At Urology Austin, you hear us talk about prostate cancer constantly…it’s the second most common cancer among American males. 1 in 7 men will be diagnosed with it in their lifetime. And the numbers don’t lie. Prostate cancer is all too common… and it’s a potential killer.
So what can you do to minimize your risk? According to a new study, you can avoid some popular items lurking in common places. Men’s Health magazine reported on the following:
Researchers looked at urine samples of prostate cancer patients – particularly those younger than 65 – and found they had up to eight times more bisphenol-A (BPA) than those without cancer. What does that tell you? Stay away from BPA! BPA has been shown to trigger the growth of prostate cancer. Experts say you should steer clear of some hard plastics, canned foods and grocery store receipts. (Yes, you read that correctly.)
In addition to avoiding BPA, here are some additional ways to lower your risk.
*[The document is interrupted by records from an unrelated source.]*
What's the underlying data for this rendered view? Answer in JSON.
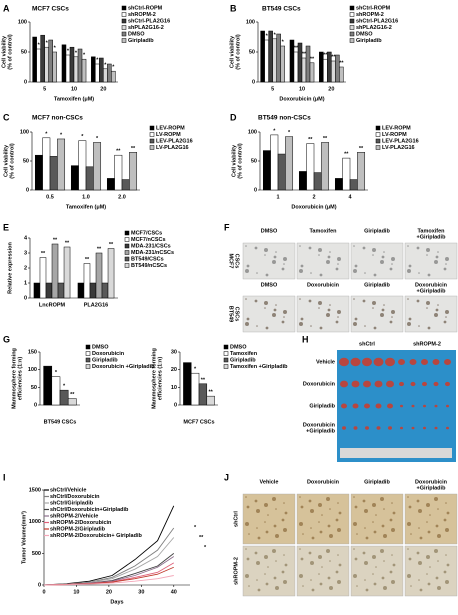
{
  "chart_data": [
    {
      "type": "bar",
      "label": "A",
      "title": "MCF7 CSCs",
      "ylabel": [
        "Cell viability",
        "(% of control)"
      ],
      "xlabel": "Tamoxifen (μM)",
      "categories": [
        "5",
        "10",
        "20"
      ],
      "ylim": [
        0,
        100
      ],
      "yticks": [
        0,
        50,
        100
      ],
      "series": [
        {
          "name": "shCtrl-ROPM",
          "color": "#000000",
          "values": [
            75,
            62,
            42
          ],
          "annotations": [
            null,
            null,
            null
          ]
        },
        {
          "name": "shROPM-2",
          "color": "#ffffff",
          "values": [
            55,
            45,
            30
          ],
          "annotations": [
            "*",
            "*",
            "*"
          ]
        },
        {
          "name": "shCtrl-PLA2G16",
          "color": "#3a3a3a",
          "values": [
            78,
            58,
            40
          ],
          "annotations": [
            null,
            null,
            null
          ]
        },
        {
          "name": "shPLA2G16-2",
          "color": "#d9d9d9",
          "values": [
            58,
            42,
            22
          ],
          "annotations": [
            "*",
            "*",
            "*"
          ]
        },
        {
          "name": "DMSO",
          "color": "#7f7f7f",
          "values": [
            70,
            55,
            30
          ],
          "annotations": [
            null,
            null,
            null
          ]
        },
        {
          "name": "Giripladib",
          "color": "#bfbfbf",
          "values": [
            50,
            38,
            18
          ],
          "annotations": [
            "*",
            "*",
            "*"
          ]
        }
      ]
    },
    {
      "type": "bar",
      "label": "B",
      "title": "BT549 CSCs",
      "ylabel": [
        "Cell viability",
        "(% of control)"
      ],
      "xlabel": "Doxorubicin (μM)",
      "categories": [
        "5",
        "10",
        "20"
      ],
      "ylim": [
        0,
        100
      ],
      "yticks": [
        0,
        50,
        100
      ],
      "series": [
        {
          "name": "shCtrl-ROPM",
          "color": "#000000",
          "values": [
            85,
            70,
            50
          ],
          "annotations": [
            null,
            null,
            null
          ]
        },
        {
          "name": "shROPM-2",
          "color": "#ffffff",
          "values": [
            70,
            50,
            38
          ],
          "annotations": [
            "*",
            "**",
            "**"
          ]
        },
        {
          "name": "shCtrl-PLA2G16",
          "color": "#3a3a3a",
          "values": [
            85,
            65,
            50
          ],
          "annotations": [
            null,
            null,
            null
          ]
        },
        {
          "name": "shPLA2G16-2",
          "color": "#d9d9d9",
          "values": [
            72,
            40,
            35
          ],
          "annotations": [
            "*",
            "**",
            "**"
          ]
        },
        {
          "name": "DMSO",
          "color": "#7f7f7f",
          "values": [
            80,
            60,
            45
          ],
          "annotations": [
            null,
            null,
            null
          ]
        },
        {
          "name": "Giripladib",
          "color": "#bfbfbf",
          "values": [
            60,
            32,
            25
          ],
          "annotations": [
            "*",
            "**",
            "**"
          ]
        }
      ]
    },
    {
      "type": "bar",
      "label": "C",
      "title": "MCF7 non-CSCs",
      "ylabel": [
        "Cell viability",
        "(% of control)"
      ],
      "xlabel": "Tamoxifen (μM)",
      "categories": [
        "0.5",
        "1.0",
        "2.0"
      ],
      "ylim": [
        0,
        100
      ],
      "yticks": [
        0,
        50,
        100
      ],
      "series": [
        {
          "name": "LEV-ROPM",
          "color": "#000000",
          "values": [
            60,
            42,
            20
          ],
          "annotations": [
            null,
            null,
            null
          ]
        },
        {
          "name": "LV-ROPM",
          "color": "#ffffff",
          "values": [
            90,
            85,
            60
          ],
          "annotations": [
            "*",
            "*",
            "**"
          ]
        },
        {
          "name": "LEV-PLA2G16",
          "color": "#595959",
          "values": [
            58,
            40,
            18
          ],
          "annotations": [
            null,
            null,
            null
          ]
        },
        {
          "name": "LV-PLA2G16",
          "color": "#bfbfbf",
          "values": [
            88,
            82,
            65
          ],
          "annotations": [
            "*",
            "*",
            "**"
          ]
        }
      ]
    },
    {
      "type": "bar",
      "label": "D",
      "title": "BT549 non-CSCs",
      "ylabel": [
        "Cell viability",
        "(% of control)"
      ],
      "xlabel": "Doxorubicin (μM)",
      "categories": [
        "1",
        "2",
        "4"
      ],
      "ylim": [
        0,
        100
      ],
      "yticks": [
        0,
        50,
        100
      ],
      "series": [
        {
          "name": "LEV-ROPM",
          "color": "#000000",
          "values": [
            68,
            32,
            20
          ],
          "annotations": [
            null,
            null,
            null
          ]
        },
        {
          "name": "LV-ROPM",
          "color": "#ffffff",
          "values": [
            95,
            80,
            55
          ],
          "annotations": [
            "*",
            "**",
            "**"
          ]
        },
        {
          "name": "LEV-PLA2G16",
          "color": "#595959",
          "values": [
            62,
            30,
            18
          ],
          "annotations": [
            null,
            null,
            null
          ]
        },
        {
          "name": "LV-PLA2G16",
          "color": "#bfbfbf",
          "values": [
            92,
            82,
            65
          ],
          "annotations": [
            "*",
            "**",
            "**"
          ]
        }
      ]
    },
    {
      "type": "bar",
      "label": "E",
      "ylabel": [
        "Relative expression"
      ],
      "categories": [
        "LncROPM",
        "PLA2G16"
      ],
      "ylim": [
        0,
        4
      ],
      "yticks": [
        0,
        1,
        2,
        3,
        4
      ],
      "series": [
        {
          "name": "MCF7/CSCs",
          "color": "#000000",
          "values": [
            1.0,
            1.0
          ],
          "annotations": [
            null,
            null
          ]
        },
        {
          "name": "MCF7/nCSCs",
          "color": "#ffffff",
          "values": [
            2.7,
            2.3
          ],
          "annotations": [
            "**",
            "**"
          ]
        },
        {
          "name": "MDA-231/CSCs",
          "color": "#3a3a3a",
          "values": [
            1.0,
            1.0
          ],
          "annotations": [
            null,
            null
          ]
        },
        {
          "name": "MDA-231/nCSCs",
          "color": "#a6a6a6",
          "values": [
            3.6,
            3.0
          ],
          "annotations": [
            "**",
            "**"
          ]
        },
        {
          "name": "BT549/CSCs",
          "color": "#595959",
          "values": [
            1.0,
            1.0
          ],
          "annotations": [
            null,
            null
          ]
        },
        {
          "name": "BT549/nCSCs",
          "color": "#d9d9d9",
          "values": [
            3.4,
            3.3
          ],
          "annotations": [
            "**",
            "**"
          ]
        }
      ]
    },
    {
      "type": "bar",
      "label": "G",
      "ylabel": [
        "Mammosphere forming",
        "efficiencies (1:n)"
      ],
      "xlabel": "BT549 CSCs",
      "categories": [
        null
      ],
      "ylim": [
        0,
        150
      ],
      "yticks": [
        0,
        50,
        100,
        150
      ],
      "series": [
        {
          "name": "DMSO",
          "color": "#000000",
          "values": [
            110
          ],
          "annotations": [
            null
          ]
        },
        {
          "name": "Doxorubicin",
          "color": "#ffffff",
          "values": [
            80
          ],
          "annotations": [
            "*"
          ]
        },
        {
          "name": "Giripladib",
          "color": "#595959",
          "values": [
            42
          ],
          "annotations": [
            "*"
          ]
        },
        {
          "name": "Doxorubicin +Giripladib",
          "color": "#d9d9d9",
          "values": [
            18
          ],
          "annotations": [
            "**"
          ]
        }
      ]
    },
    {
      "type": "bar",
      "ylabel": [
        "Mammosphere forming",
        "efficiencies (1:n)"
      ],
      "xlabel": "MCF7 CSCs",
      "categories": [
        null
      ],
      "ylim": [
        0,
        30
      ],
      "yticks": [
        0,
        10,
        20,
        30
      ],
      "series": [
        {
          "name": "DMSO",
          "color": "#000000",
          "values": [
            24
          ],
          "annotations": [
            null
          ]
        },
        {
          "name": "Tamoxifen",
          "color": "#ffffff",
          "values": [
            18
          ],
          "annotations": [
            "*"
          ]
        },
        {
          "name": "Giripladib",
          "color": "#595959",
          "values": [
            12
          ],
          "annotations": [
            "**"
          ]
        },
        {
          "name": "Tamoxifen +Giripladib",
          "color": "#d9d9d9",
          "values": [
            5
          ],
          "annotations": [
            "**"
          ]
        }
      ]
    },
    {
      "type": "line",
      "label": "I",
      "ylabel": [
        "Tumor Volume(mm³)"
      ],
      "xlabel": "Days",
      "x": [
        0,
        7,
        14,
        21,
        28,
        35,
        40
      ],
      "xlim": [
        0,
        45
      ],
      "xticks": [
        0,
        10,
        20,
        30,
        40
      ],
      "ylim": [
        0,
        1500
      ],
      "yticks": [
        0,
        500,
        1000,
        1500
      ],
      "annotations": [
        "*",
        "**",
        "*"
      ],
      "series": [
        {
          "name": "shCtrl/Vehicle",
          "color": "#000000",
          "values": [
            0,
            20,
            60,
            150,
            400,
            700,
            1250
          ]
        },
        {
          "name": "shCtrl/Doxorubicin",
          "color": "#7f7f7f",
          "values": [
            0,
            15,
            45,
            120,
            300,
            550,
            900
          ]
        },
        {
          "name": "shCtrl/Giripladib",
          "color": "#a6a6a6",
          "values": [
            0,
            15,
            40,
            100,
            250,
            450,
            750
          ]
        },
        {
          "name": "shCtrl/Doxorubicin+Giripladib",
          "color": "#404040",
          "values": [
            0,
            10,
            30,
            70,
            180,
            300,
            500
          ]
        },
        {
          "name": "shROPM-2/Vehicle",
          "color": "#8c6d8c",
          "values": [
            0,
            10,
            30,
            60,
            150,
            280,
            450
          ]
        },
        {
          "name": "shROPM-2/Doxorubicin",
          "color": "#e0607a",
          "values": [
            0,
            8,
            25,
            50,
            120,
            200,
            350
          ]
        },
        {
          "name": "shROPM-2/Giripladib",
          "color": "#c0392b",
          "values": [
            0,
            8,
            20,
            45,
            100,
            170,
            280
          ]
        },
        {
          "name": "shROPM-2/Doxorubicin+ Giripladib",
          "color": "#f4a6b8",
          "values": [
            0,
            5,
            15,
            30,
            60,
            100,
            150
          ]
        }
      ]
    }
  ],
  "images": {
    "F": {
      "label": "F",
      "columns_top": [
        [
          "DMSO"
        ],
        [
          "Tamoxifen"
        ],
        [
          "Giripladib"
        ],
        [
          "Tamoxifen",
          "+Giripladib"
        ]
      ],
      "row_top": [
        "MCF7",
        "CSCs"
      ],
      "columns_bottom": [
        [
          "DMSO"
        ],
        [
          "Doxorubicin"
        ],
        [
          "Giripladib"
        ],
        [
          "Doxorubicin",
          "+Giripladib"
        ]
      ],
      "row_bottom": [
        "BT549",
        "CSCs"
      ]
    },
    "H": {
      "label": "H",
      "columns": [
        "shCtrl",
        "shROPM-2"
      ],
      "rows": [
        [
          "Vehicle"
        ],
        [
          "Doxorubicin"
        ],
        [
          "Giripladib"
        ],
        [
          "Doxorubicin",
          "+Giripladib"
        ]
      ]
    },
    "J": {
      "label": "J",
      "columns": [
        [
          "Vehicle"
        ],
        [
          "Doxorubicin"
        ],
        [
          "Giripladib"
        ],
        [
          "Doxorubicin",
          "+Giripladib"
        ]
      ],
      "rows": [
        "shCtrl",
        "shROPM-2"
      ]
    }
  }
}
Go easy on the alcohol. A recent study found the more you drink, the higher your odds are of developing prostate cancer. A separate study found that your risk increases if you consume more than two drinks a day. Research points to acetaldehyde – a metabolite found in alcohol – as the possible cancer contributor.
Got almond milk? While a new study does not specify exactly how much dairy is too much, it does reveal that your risk for prostate cancer increases along with your body’s levels of dairy’s protein hormones.
Mind your acids. While omega-3 fatty acids have been shown to lower cancer risk, a new study tied linoleic and palmitic acids to the promotion of prostate cancer growth. So don’t over do it on salad dressings, grain-based desserts, snack chips and butter.
Head for the hills. Nitrogen dioxide – a major component of traffic-related air pollution – has been linked to higher rates of prostate cancer as well. Move as far away from your city’s busiest intersection in order to inhale less NO2 and reduce your risk!
And most importantly…don’t forget to have that important dialogue with your physician about prostate cancer screenings. It’s one conversation that could easily save your life.